A bayesian classifier library for Ruby

Primary LanguageJavaScriptGNU General Public License v3.0GPL-3.0

Introduction

This is a Naive Bayes classifier that can be used to categorize text based on trained "pools". Training counts how often each word is used, except for any specified stop words. The Bayes::Bishop.guess method tokenizes the message and then calculates for each pool the probability that the message is the same "classification" as that pool. For example, you could train the system with one pool of "spam" email and one pool of "non-spam" email. Then you could ask the guess method which pool each incoming message belongs to.

Usage

  1. Create a Bishop::Bayes object:

    b = Bishop::Bayes.new

  2. Train with multiple pools of text:

    b.train('pool1')
    b.train('pool2')
    b.train('pool3')

  3. Call the guess method with a message to categorize:

    guesses = b.guess('This is a sentence')

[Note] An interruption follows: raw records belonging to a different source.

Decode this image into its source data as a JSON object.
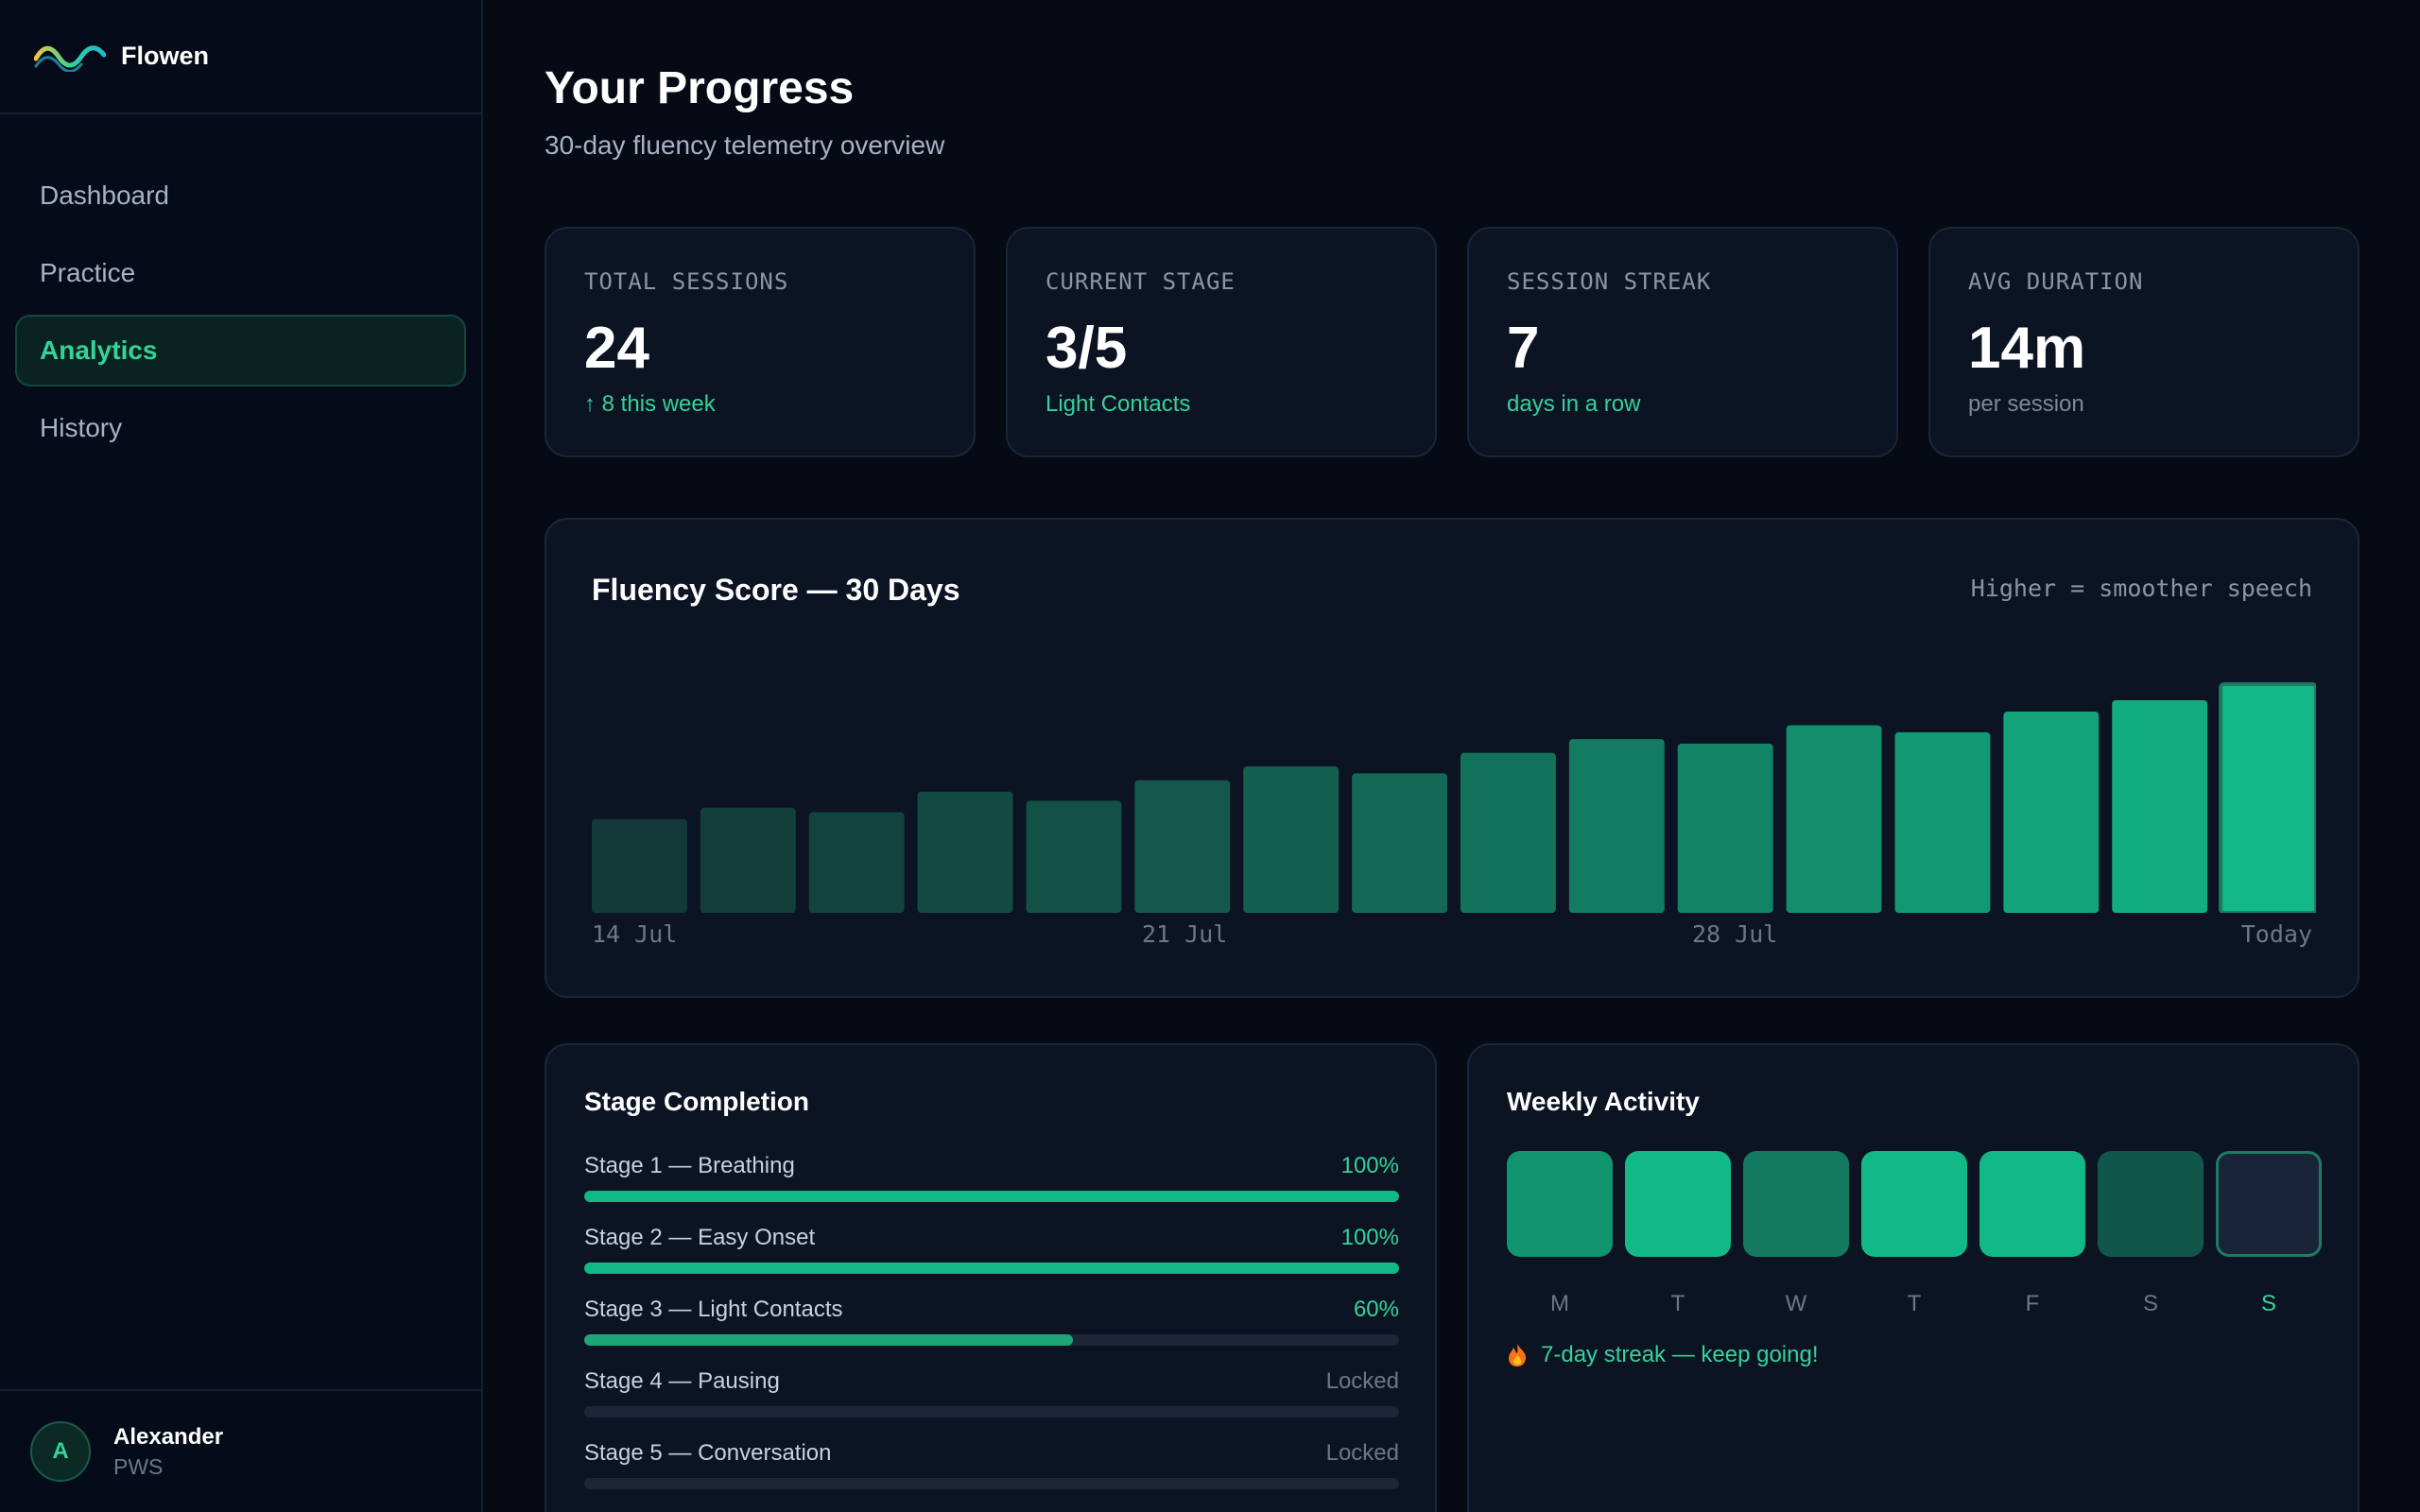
{
  "brand": {
    "name": "Flowen",
    "logo_icon": "wave-logo-icon"
  },
  "nav": {
    "items": [
      {
        "label": "Dashboard",
        "active": false
      },
      {
        "label": "Practice",
        "active": false
      },
      {
        "label": "Analytics",
        "active": true
      },
      {
        "label": "History",
        "active": false
      }
    ]
  },
  "user": {
    "initial": "A",
    "name": "Alexander",
    "role": "PWS"
  },
  "header": {
    "title": "Your Progress",
    "subtitle": "30-day fluency telemetry overview"
  },
  "stats": [
    {
      "label": "TOTAL SESSIONS",
      "value": "24",
      "sub": "↑ 8 this week"
    },
    {
      "label": "CURRENT STAGE",
      "value": "3/5",
      "sub": "Light Contacts"
    },
    {
      "label": "SESSION STREAK",
      "value": "7",
      "sub": "days in a row"
    },
    {
      "label": "AVG DURATION",
      "value": "14m",
      "sub": "per session"
    }
  ],
  "chart": {
    "title": "Fluency Score — 30 Days",
    "note": "Higher = smoother speech",
    "x_labels": [
      "14 Jul",
      "21 Jul",
      "28 Jul",
      "Today"
    ]
  },
  "chart_data": {
    "type": "bar",
    "title": "Fluency Score — 30 Days",
    "values": [
      41,
      46,
      44,
      53,
      49,
      58,
      64,
      61,
      70,
      76,
      74,
      82,
      79,
      88,
      93,
      100
    ],
    "ylim": [
      0,
      100
    ],
    "x_tick_labels": [
      "14 Jul",
      "21 Jul",
      "28 Jul",
      "Today"
    ],
    "highlight_last": true,
    "colors": {
      "low": "#133a39",
      "high": "#12b886"
    }
  },
  "stages": {
    "title": "Stage Completion",
    "items": [
      {
        "name": "Stage 1 — Breathing",
        "status": "100%",
        "progress": 1.0
      },
      {
        "name": "Stage 2 — Easy Onset",
        "status": "100%",
        "progress": 1.0
      },
      {
        "name": "Stage 3 — Light Contacts",
        "status": "60%",
        "progress": 0.6
      },
      {
        "name": "Stage 4 — Pausing",
        "status": "Locked",
        "progress": 0
      },
      {
        "name": "Stage 5 — Conversation",
        "status": "Locked",
        "progress": 0
      }
    ]
  },
  "weekly": {
    "title": "Weekly Activity",
    "days": [
      {
        "label": "M",
        "level": 0.8
      },
      {
        "label": "T",
        "level": 1.0
      },
      {
        "label": "W",
        "level": 0.6
      },
      {
        "label": "T",
        "level": 1.0
      },
      {
        "label": "F",
        "level": 1.0
      },
      {
        "label": "S",
        "level": 0.4
      },
      {
        "label": "S",
        "level": 0,
        "today": true
      }
    ],
    "streak_text": "7-day streak — keep going!",
    "streak_icon": "flame-icon"
  },
  "colors": {
    "accent": "#34d399",
    "bar_accent": "#12b886",
    "background": "#050a14",
    "card": "#0c1424"
  }
}
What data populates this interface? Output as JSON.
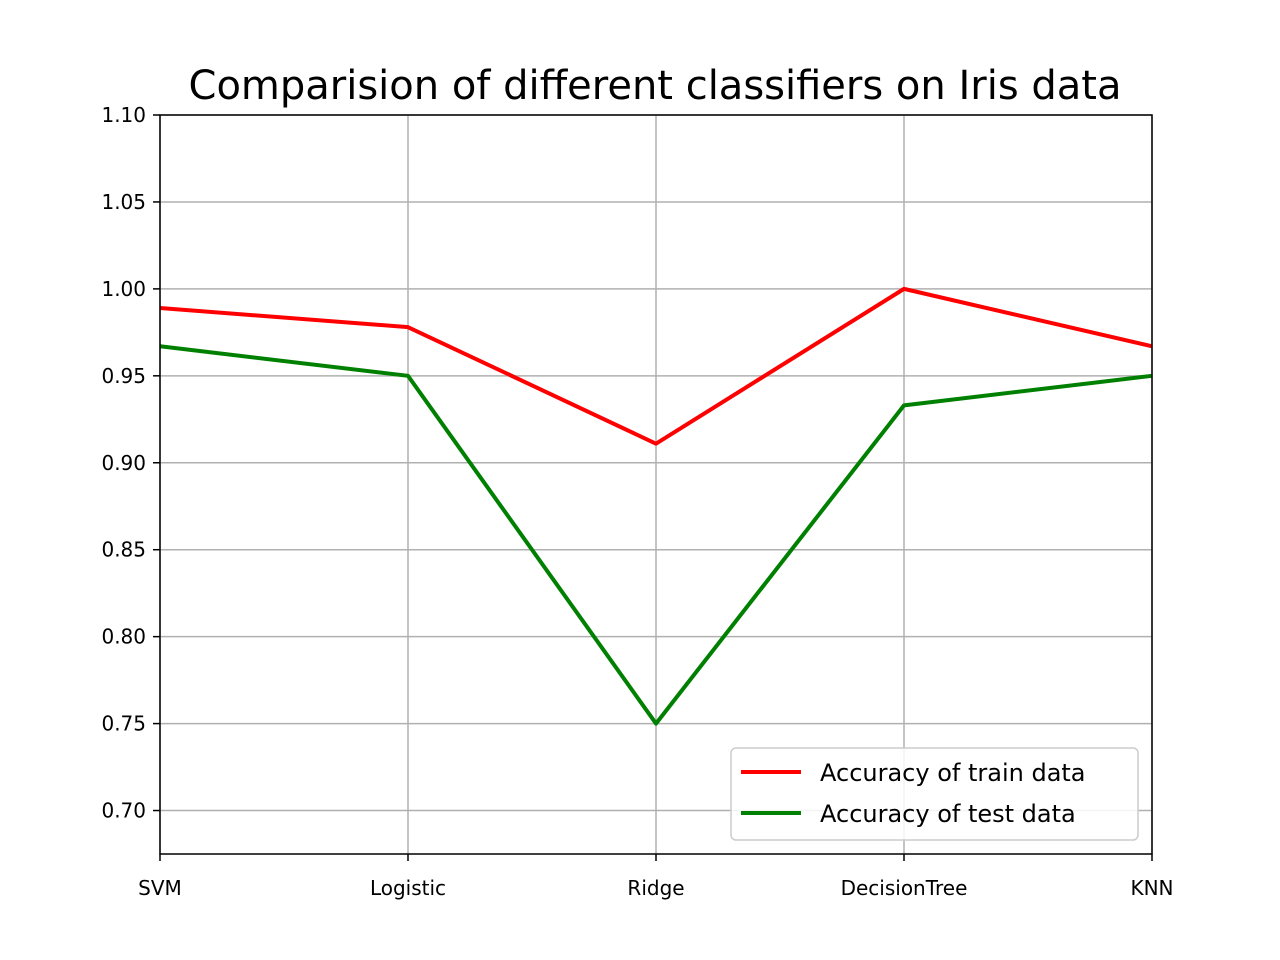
{
  "chart_data": {
    "type": "line",
    "title": "Comparision of different classifiers on Iris data",
    "xlabel": "",
    "ylabel": "",
    "categories": [
      "SVM",
      "Logistic",
      "Ridge",
      "DecisionTree",
      "KNN"
    ],
    "ylim": [
      0.675,
      1.1
    ],
    "yticks": [
      "0.70",
      "0.75",
      "0.80",
      "0.85",
      "0.90",
      "0.95",
      "1.00",
      "1.05",
      "1.10"
    ],
    "grid": true,
    "legend_position": "lower-right",
    "series": [
      {
        "name": "Accuracy of train data",
        "color": "#ff0000",
        "values": [
          0.989,
          0.978,
          0.911,
          1.0,
          0.967
        ]
      },
      {
        "name": "Accuracy of test data",
        "color": "#008000",
        "values": [
          0.967,
          0.95,
          0.75,
          0.933,
          0.95
        ]
      }
    ]
  }
}
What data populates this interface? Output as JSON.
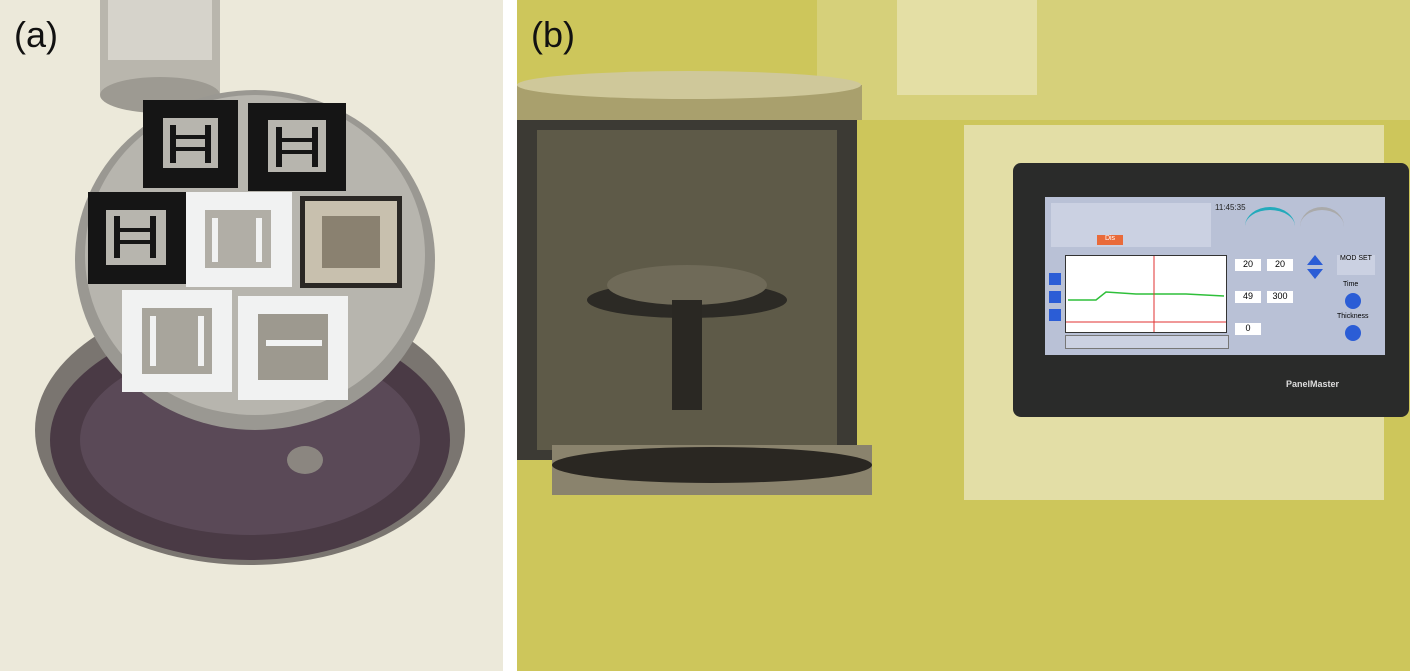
{
  "figure": {
    "panel_a": {
      "label": "(a)"
    },
    "panel_b": {
      "label": "(b)"
    }
  },
  "monitor": {
    "brand": "PanelMaster",
    "time": "11:45:35",
    "values": [
      "20",
      "20",
      "49",
      "300",
      "0"
    ],
    "xstal_button": "Dis",
    "mod_label": "MOD SET",
    "side_labels": [
      "Time",
      "Thickness"
    ]
  },
  "colors": {
    "lab_bench_a": "#e9e6d6",
    "lab_bench_b": "#cfc85a",
    "screen_bg": "#b9c1d6",
    "graph_bg": "#ffffff",
    "trace": "#2fbf3a",
    "cursor": "#e03030",
    "mask_black": "#151515",
    "mask_white": "#f1f2f2"
  }
}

    The return value is a hash where the keys are pool names and the values are the probability that the message belongs to that pool.

Features

  • Stop words may be specified

    b.add_stop_words(an_array_words)
    b.add_stop_word('word')

  • You can include the default stop words list

    b.load_default_stop_words

  • You can choose between the default tokenizer, a stemming tokenizer, or a custom tokenizer

    b = Bishop::Bayes.new b = Bishop::Bayes.new(Bishop::StemmingTokenizer) b = Bishop::Bayes.new(CustomTokenizer)